Alors que nous levions le camp pour une longue journée de repérages, mesures, prélèvements et photos, je surpris le regard du nouveau coéquipier posé sur moi. Pendant quelques secondes, je ne parvins pas à détourner mes yeux des siens, plus rien ne semblait exister autour, les sons étaient diffus et lointains, le temps comme suspendu… Au fil des heures, nos regards, nos attitudes corporelles, nos déplacements et frôlements trahissaient notre irrésistible attirance. A notre insu, les phéromones opéraient. La présence des autres spécialistes ne nous permettait pas de formuler ce que nous ressentions l’un et l’autre, qu’importe, au delà des mots nous étions connectés et brûlions d’impatience de nous retrouver à la nuit tombée.

Le soir arrivé, nous nous installâmes dans un nouveau campement, sous les arbres, en bordure de rivière. Ma rondavel de bois et de chaume était la plus excentrée du boma, seulement accessible par un pont suspendu. Le ciel étoilé de cette nuit d’été austral était magnifique, je me dévêtis et me glissai avec délice sous l’eau chaude de la douche fixée sous un arbre, abritée des regards par un rideau de bambou. Alors que l’eau ruisselait sur mon corps, mes pensées ne se détachaient pas de cet homme, … Greg. Je ne connaissais rien de lui, mais le désirais avec intensité.

Lorsque j’entendis des pas s’approcher et un sifflotement léger, je sus que c’était lui, guidé par le même désir d’union voluptueuse. Par cette nuit fraîche, sa silhouette m’apparut à l’entrée de l’espace douche, la mienne était enveloppée de vapeur.

Je l’invitai à me rejoindre…

 

Soudain je sens son corps puissant et protecteur m’envelopper de douceur, ses grandes mains me savonnent délicatement de la tête aux pieds. Tel son bébé, je suis l’objet de ses soins attentionnés, ses longs doigts, ses bras, son corps tonique glissent sur ma peau. Chaque centimètre carré de mon épiderme est adouci et parfumé par les huiles essentielles du savon, puis rincé tout aussi soigneusement.

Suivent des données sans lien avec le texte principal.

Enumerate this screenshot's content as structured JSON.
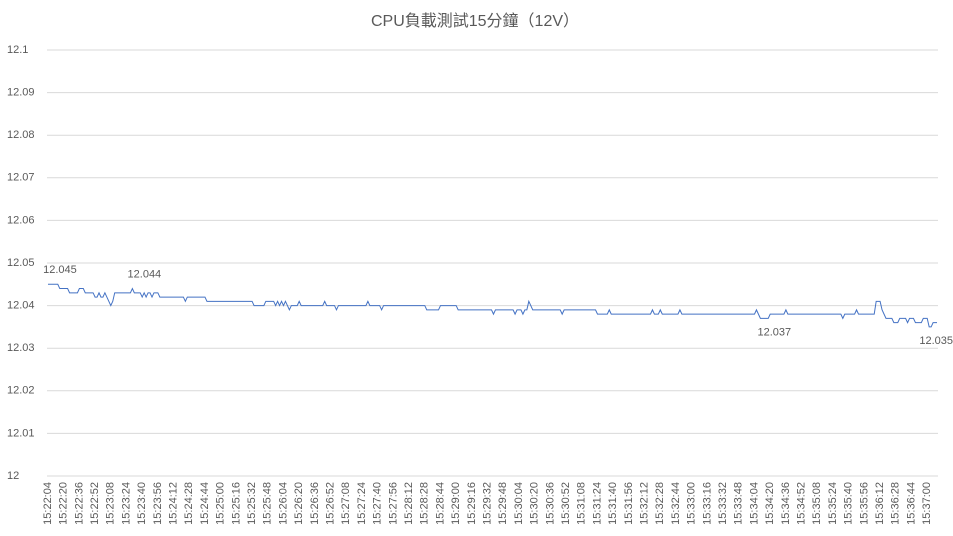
{
  "chart_data": {
    "type": "line",
    "title": "CPU負載測試15分鐘（12V）",
    "categories": [
      "15:22:04",
      null,
      null,
      null,
      null,
      null,
      null,
      null,
      "15:22:20",
      null,
      null,
      null,
      null,
      null,
      null,
      null,
      "15:22:36",
      null,
      null,
      null,
      null,
      null,
      null,
      null,
      "15:22:52",
      null,
      null,
      null,
      null,
      null,
      null,
      null,
      "15:23:08",
      null,
      null,
      null,
      null,
      null,
      null,
      null,
      "15:23:24",
      null,
      null,
      null,
      null,
      null,
      null,
      null,
      "15:23:40",
      null,
      null,
      null,
      null,
      null,
      null,
      null,
      "15:23:56",
      null,
      null,
      null,
      null,
      null,
      null,
      null,
      "15:24:12",
      null,
      null,
      null,
      null,
      null,
      null,
      null,
      "15:24:28",
      null,
      null,
      null,
      null,
      null,
      null,
      null,
      "15:24:44",
      null,
      null,
      null,
      null,
      null,
      null,
      null,
      "15:25:00",
      null,
      null,
      null,
      null,
      null,
      null,
      null,
      "15:25:16",
      null,
      null,
      null,
      null,
      null,
      null,
      null,
      "15:25:32",
      null,
      null,
      null,
      null,
      null,
      null,
      null,
      "15:25:48",
      null,
      null,
      null,
      null,
      null,
      null,
      null,
      "15:26:04",
      null,
      null,
      null,
      null,
      null,
      null,
      null,
      "15:26:20",
      null,
      null,
      null,
      null,
      null,
      null,
      null,
      "15:26:36",
      null,
      null,
      null,
      null,
      null,
      null,
      null,
      "15:26:52",
      null,
      null,
      null,
      null,
      null,
      null,
      null,
      "15:27:08",
      null,
      null,
      null,
      null,
      null,
      null,
      null,
      "15:27:24",
      null,
      null,
      null,
      null,
      null,
      null,
      null,
      "15:27:40",
      null,
      null,
      null,
      null,
      null,
      null,
      null,
      "15:27:56",
      null,
      null,
      null,
      null,
      null,
      null,
      null,
      "15:28:12",
      null,
      null,
      null,
      null,
      null,
      null,
      null,
      "15:28:28",
      null,
      null,
      null,
      null,
      null,
      null,
      null,
      "15:28:44",
      null,
      null,
      null,
      null,
      null,
      null,
      null,
      "15:29:00",
      null,
      null,
      null,
      null,
      null,
      null,
      null,
      "15:29:16",
      null,
      null,
      null,
      null,
      null,
      null,
      null,
      "15:29:32",
      null,
      null,
      null,
      null,
      null,
      null,
      null,
      "15:29:48",
      null,
      null,
      null,
      null,
      null,
      null,
      null,
      "15:30:04",
      null,
      null,
      null,
      null,
      null,
      null,
      null,
      "15:30:20",
      null,
      null,
      null,
      null,
      null,
      null,
      null,
      "15:30:36",
      null,
      null,
      null,
      null,
      null,
      null,
      null,
      "15:30:52",
      null,
      null,
      null,
      null,
      null,
      null,
      null,
      "15:31:08",
      null,
      null,
      null,
      null,
      null,
      null,
      null,
      "15:31:24",
      null,
      null,
      null,
      null,
      null,
      null,
      null,
      "15:31:40",
      null,
      null,
      null,
      null,
      null,
      null,
      null,
      "15:31:56",
      null,
      null,
      null,
      null,
      null,
      null,
      null,
      "15:32:12",
      null,
      null,
      null,
      null,
      null,
      null,
      null,
      "15:32:28",
      null,
      null,
      null,
      null,
      null,
      null,
      null,
      "15:32:44",
      null,
      null,
      null,
      null,
      null,
      null,
      null,
      "15:33:00",
      null,
      null,
      null,
      null,
      null,
      null,
      null,
      "15:33:16",
      null,
      null,
      null,
      null,
      null,
      null,
      null,
      "15:33:32",
      null,
      null,
      null,
      null,
      null,
      null,
      null,
      "15:33:48",
      null,
      null,
      null,
      null,
      null,
      null,
      null,
      "15:34:04",
      null,
      null,
      null,
      null,
      null,
      null,
      null,
      "15:34:20",
      null,
      null,
      null,
      null,
      null,
      null,
      null,
      "15:34:36",
      null,
      null,
      null,
      null,
      null,
      null,
      null,
      "15:34:52",
      null,
      null,
      null,
      null,
      null,
      null,
      null,
      "15:35:08",
      null,
      null,
      null,
      null,
      null,
      null,
      null,
      "15:35:24",
      null,
      null,
      null,
      null,
      null,
      null,
      null,
      "15:35:40",
      null,
      null,
      null,
      null,
      null,
      null,
      null,
      "15:35:56",
      null,
      null,
      null,
      null,
      null,
      null,
      null,
      "15:36:12",
      null,
      null,
      null,
      null,
      null,
      null,
      null,
      "15:36:28",
      null,
      null,
      null,
      null,
      null,
      null,
      null,
      "15:36:44",
      null,
      null,
      null,
      null,
      null,
      null,
      null,
      "15:37:00",
      null,
      null,
      null,
      null,
      null
    ],
    "values": [
      12.045,
      12.045,
      12.045,
      12.045,
      12.045,
      12.045,
      12.044,
      12.044,
      12.044,
      12.044,
      12.044,
      12.043,
      12.043,
      12.043,
      12.043,
      12.043,
      12.044,
      12.044,
      12.044,
      12.043,
      12.043,
      12.043,
      12.043,
      12.043,
      12.042,
      12.042,
      12.043,
      12.042,
      12.042,
      12.043,
      12.042,
      12.041,
      12.04,
      12.041,
      12.043,
      12.043,
      12.043,
      12.043,
      12.043,
      12.043,
      12.043,
      12.043,
      12.043,
      12.044,
      12.043,
      12.043,
      12.043,
      12.043,
      12.042,
      12.043,
      12.042,
      12.043,
      12.043,
      12.042,
      12.043,
      12.043,
      12.043,
      12.042,
      12.042,
      12.042,
      12.042,
      12.042,
      12.042,
      12.042,
      12.042,
      12.042,
      12.042,
      12.042,
      12.042,
      12.042,
      12.041,
      12.042,
      12.042,
      12.042,
      12.042,
      12.042,
      12.042,
      12.042,
      12.042,
      12.042,
      12.042,
      12.041,
      12.041,
      12.041,
      12.041,
      12.041,
      12.041,
      12.041,
      12.041,
      12.041,
      12.041,
      12.041,
      12.041,
      12.041,
      12.041,
      12.041,
      12.041,
      12.041,
      12.041,
      12.041,
      12.041,
      12.041,
      12.041,
      12.041,
      12.041,
      12.04,
      12.04,
      12.04,
      12.04,
      12.04,
      12.04,
      12.041,
      12.041,
      12.041,
      12.041,
      12.041,
      12.04,
      12.041,
      12.04,
      12.041,
      12.04,
      12.041,
      12.04,
      12.039,
      12.04,
      12.04,
      12.04,
      12.04,
      12.041,
      12.04,
      12.04,
      12.04,
      12.04,
      12.04,
      12.04,
      12.04,
      12.04,
      12.04,
      12.04,
      12.04,
      12.04,
      12.041,
      12.04,
      12.04,
      12.04,
      12.04,
      12.04,
      12.039,
      12.04,
      12.04,
      12.04,
      12.04,
      12.04,
      12.04,
      12.04,
      12.04,
      12.04,
      12.04,
      12.04,
      12.04,
      12.04,
      12.04,
      12.04,
      12.041,
      12.04,
      12.04,
      12.04,
      12.04,
      12.04,
      12.04,
      12.039,
      12.04,
      12.04,
      12.04,
      12.04,
      12.04,
      12.04,
      12.04,
      12.04,
      12.04,
      12.04,
      12.04,
      12.04,
      12.04,
      12.04,
      12.04,
      12.04,
      12.04,
      12.04,
      12.04,
      12.04,
      12.04,
      12.04,
      12.039,
      12.039,
      12.039,
      12.039,
      12.039,
      12.039,
      12.039,
      12.04,
      12.04,
      12.04,
      12.04,
      12.04,
      12.04,
      12.04,
      12.04,
      12.04,
      12.039,
      12.039,
      12.039,
      12.039,
      12.039,
      12.039,
      12.039,
      12.039,
      12.039,
      12.039,
      12.039,
      12.039,
      12.039,
      12.039,
      12.039,
      12.039,
      12.039,
      12.039,
      12.038,
      12.039,
      12.039,
      12.039,
      12.039,
      12.039,
      12.039,
      12.039,
      12.039,
      12.039,
      12.039,
      12.038,
      12.039,
      12.039,
      12.039,
      12.038,
      12.039,
      12.039,
      12.041,
      12.04,
      12.039,
      12.039,
      12.039,
      12.039,
      12.039,
      12.039,
      12.039,
      12.039,
      12.039,
      12.039,
      12.039,
      12.039,
      12.039,
      12.039,
      12.039,
      12.038,
      12.039,
      12.039,
      12.039,
      12.039,
      12.039,
      12.039,
      12.039,
      12.039,
      12.039,
      12.039,
      12.039,
      12.039,
      12.039,
      12.039,
      12.039,
      12.039,
      12.039,
      12.038,
      12.038,
      12.038,
      12.038,
      12.038,
      12.038,
      12.039,
      12.038,
      12.038,
      12.038,
      12.038,
      12.038,
      12.038,
      12.038,
      12.038,
      12.038,
      12.038,
      12.038,
      12.038,
      12.038,
      12.038,
      12.038,
      12.038,
      12.038,
      12.038,
      12.038,
      12.038,
      12.038,
      12.039,
      12.038,
      12.038,
      12.038,
      12.039,
      12.038,
      12.038,
      12.038,
      12.038,
      12.038,
      12.038,
      12.038,
      12.038,
      12.038,
      12.039,
      12.038,
      12.038,
      12.038,
      12.038,
      12.038,
      12.038,
      12.038,
      12.038,
      12.038,
      12.038,
      12.038,
      12.038,
      12.038,
      12.038,
      12.038,
      12.038,
      12.038,
      12.038,
      12.038,
      12.038,
      12.038,
      12.038,
      12.038,
      12.038,
      12.038,
      12.038,
      12.038,
      12.038,
      12.038,
      12.038,
      12.038,
      12.038,
      12.038,
      12.038,
      12.038,
      12.038,
      12.038,
      12.038,
      12.039,
      12.038,
      12.037,
      12.037,
      12.037,
      12.037,
      12.037,
      12.038,
      12.038,
      12.038,
      12.038,
      12.038,
      12.038,
      12.038,
      12.038,
      12.039,
      12.038,
      12.038,
      12.038,
      12.038,
      12.038,
      12.038,
      12.038,
      12.038,
      12.038,
      12.038,
      12.038,
      12.038,
      12.038,
      12.038,
      12.038,
      12.038,
      12.038,
      12.038,
      12.038,
      12.038,
      12.038,
      12.038,
      12.038,
      12.038,
      12.038,
      12.038,
      12.038,
      12.038,
      12.037,
      12.038,
      12.038,
      12.038,
      12.038,
      12.038,
      12.038,
      12.039,
      12.038,
      12.038,
      12.038,
      12.038,
      12.038,
      12.038,
      12.038,
      12.038,
      12.038,
      12.041,
      12.041,
      12.041,
      12.039,
      12.038,
      12.037,
      12.037,
      12.037,
      12.037,
      12.036,
      12.036,
      12.036,
      12.037,
      12.037,
      12.037,
      12.037,
      12.036,
      12.037,
      12.037,
      12.037,
      12.036,
      12.036,
      12.036,
      12.036,
      12.037,
      12.037,
      12.037,
      12.035,
      12.035,
      12.036,
      12.036,
      12.036
    ],
    "color": "#4472c4",
    "ylim": [
      12,
      12.1
    ],
    "yticks": [
      12,
      12.01,
      12.02,
      12.03,
      12.04,
      12.05,
      12.06,
      12.07,
      12.08,
      12.09,
      12.1
    ],
    "grid": true
  }
}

Greg attrape l’immense drap de bain, l’enroule autour de moi, me soulève dans ses bras, m’emporte dans la rondavel et me pose sur le grand lit carré…

Alors que nos sens ont été en éveil tout au long de la journée de travail, que notre désir a été exacerbé par l’attente, Greg prend le temps de me découvrir, il vient de m’offrir des instants innocents de douceur. Nous sommes bercés par le bruit de la rivière qui se déverse continuellement, de temps en temps les cris d’un rapace nocturne troublent ce son paisible. Nous avons la nuit devant nous et allons en garder un souvenir indélébile.

Je l’enduis d’huile corporelle et me délecte à caresser sa peau et masser ses muscles avec sensualité, à l’écoute de ses moindres soupirs et frémissements.

Tour à tour je me fais câline ou féline pour le déguster sans précipitation.

Nos deux corps s’enlacent et s’emmêlent. Chaque parcelle de nos chairs est explorée et fêtée. Pudeur, tabou, inhibition n’existent plus, nous sommes seuls au monde, nous ne faisons qu’un.

Nos corps s’enflamment, la fièvre monte, nous transpirons, nous nous dévorons, nous nous unissons, nous sommes sous tension, nos corps exultent. Pour faire durer l’extase, régulièrement nous laissons la pression baisser, puis insatiables nous nous enivrons à nouveau de plaisir.

Par moments nous atteignons le point de non retour, c’est l’explosion.

Epuisé, Greg s’accorde alors une pause tendresse pendant laquelle je savoure l’irradiation  énergétique qui parcourt mon corps tel un vortex.